Jason Fletcher is coming out of a short retirement to compete at Good Friday Burnout King this Friday at the Perth Motorplex, and he has a reputation to protect.
As a two-time event winner (2016 and 2017), Fletcher and his Nissan Patrol were one of the most popular combinations in the WA burnout scene. However he took a break from the sport in 2019, as other parts of his life took priority.
“I have a HQ Holden I bought about ten years ago, and I told my now-wife Rebecca that we weren’t getting married unless the car was there,” he said. “She said, ‘Best you get in the shed and do something about it!’
“So it was a mad dash. I’ve had the HQ about the same amount of time I have been with her, but I got it back from the paint shop just 32 days before the wedding and got it ready to go.”
With his marriage now underway and the project car complete, Fletcher found that the bright lights of the 2021 Good Friday Burnout King were calling.
“Good Friday is by far my favourite event to skid of all. I’d rather skid Good Friday at the Motorplex than Summernats in Canberra. When you look up into the grandstands and they are completely packed, it’s out of control. It’s pretty much the only event I wanted to come back for.”
Fletcher’s famed Patrol has been gathering dust in his grandmother’s driveway – a far cry from the thousands of screaming fans and tyre smoke of the Motorplex.
“The car has literally been collecting dust, I’ll probably need to chisel it off,” he said. “There has been no changes at all, other than giving it fresh spark plugs, fuel and oil.”

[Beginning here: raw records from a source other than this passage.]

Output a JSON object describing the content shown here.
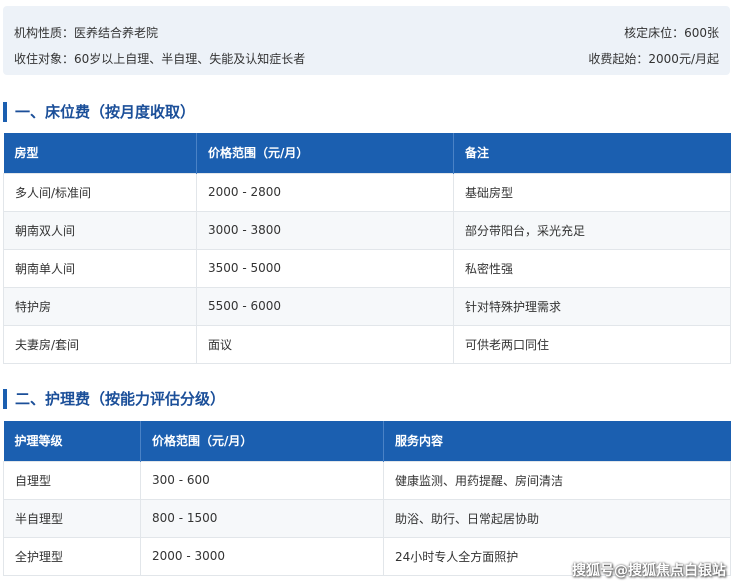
{
  "info": {
    "nature_label": "机构性质：医养结合养老院",
    "beds_label": "核定床位：600张",
    "target_label": "收住对象：60岁以上自理、半自理、失能及认知症长者",
    "fee_start_label": "收费起始：2000元/月起"
  },
  "section1": {
    "title": "一、床位费（按月度收取）",
    "headers": [
      "房型",
      "价格范围（元/月）",
      "备注"
    ],
    "rows": [
      [
        "多人间/标准间",
        "2000 - 2800",
        "基础房型"
      ],
      [
        "朝南双人间",
        "3000 - 3800",
        "部分带阳台，采光充足"
      ],
      [
        "朝南单人间",
        "3500 - 5000",
        "私密性强"
      ],
      [
        "特护房",
        "5500 - 6000",
        "针对特殊护理需求"
      ],
      [
        "夫妻房/套间",
        "面议",
        "可供老两口同住"
      ]
    ]
  },
  "section2": {
    "title": "二、护理费（按能力评估分级）",
    "headers": [
      "护理等级",
      "价格范围（元/月）",
      "服务内容"
    ],
    "rows": [
      [
        "自理型",
        "300 - 600",
        "健康监测、用药提醒、房间清洁"
      ],
      [
        "半自理型",
        "800 - 1500",
        "助浴、助行、日常起居协助"
      ],
      [
        "全护理型",
        "2000 - 3000",
        "24小时专人全方面照护"
      ]
    ]
  },
  "watermark": "搜狐号@搜狐焦点白银站"
}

The past Good Friday victories are still fresh in Fletcher’s mind. He said it was hard to tell from the driver’s seat whether or not he had winning performances in previous years.
“Sometimes it it comes as a shock,” he said. “You can’t judge your burnout while you are in it. Sometimes it will feel amazing and I watch the video and I can see stuff I could have done better – or just the opposite.”
Part of Fletcher’s popularity with fans is down to his reputation as a showman. He leaps out of the car amid the tyre smoke at the end of the burnout to perform handstands and cartwheels – anything to get spectators even more revved up. In a sport where money increasingly plays a role, it’s still important to deliver fun.
“I feel like I am there to put on a show, I am not there for the competition. I am there for people paying to sit on the seats,,” he said.
“The cars in the burnout scene have stepped up, and people are spending more money than ever before in setting their car up. A lot of people who might not have even done a skid before are jumping in with great equipment right away. It is still a bogan sport, but it is becoming a little less that way.”
Gates open for Good Friday Burnout King at 2pm, with practice from 3pm and the main show from 5.30pm.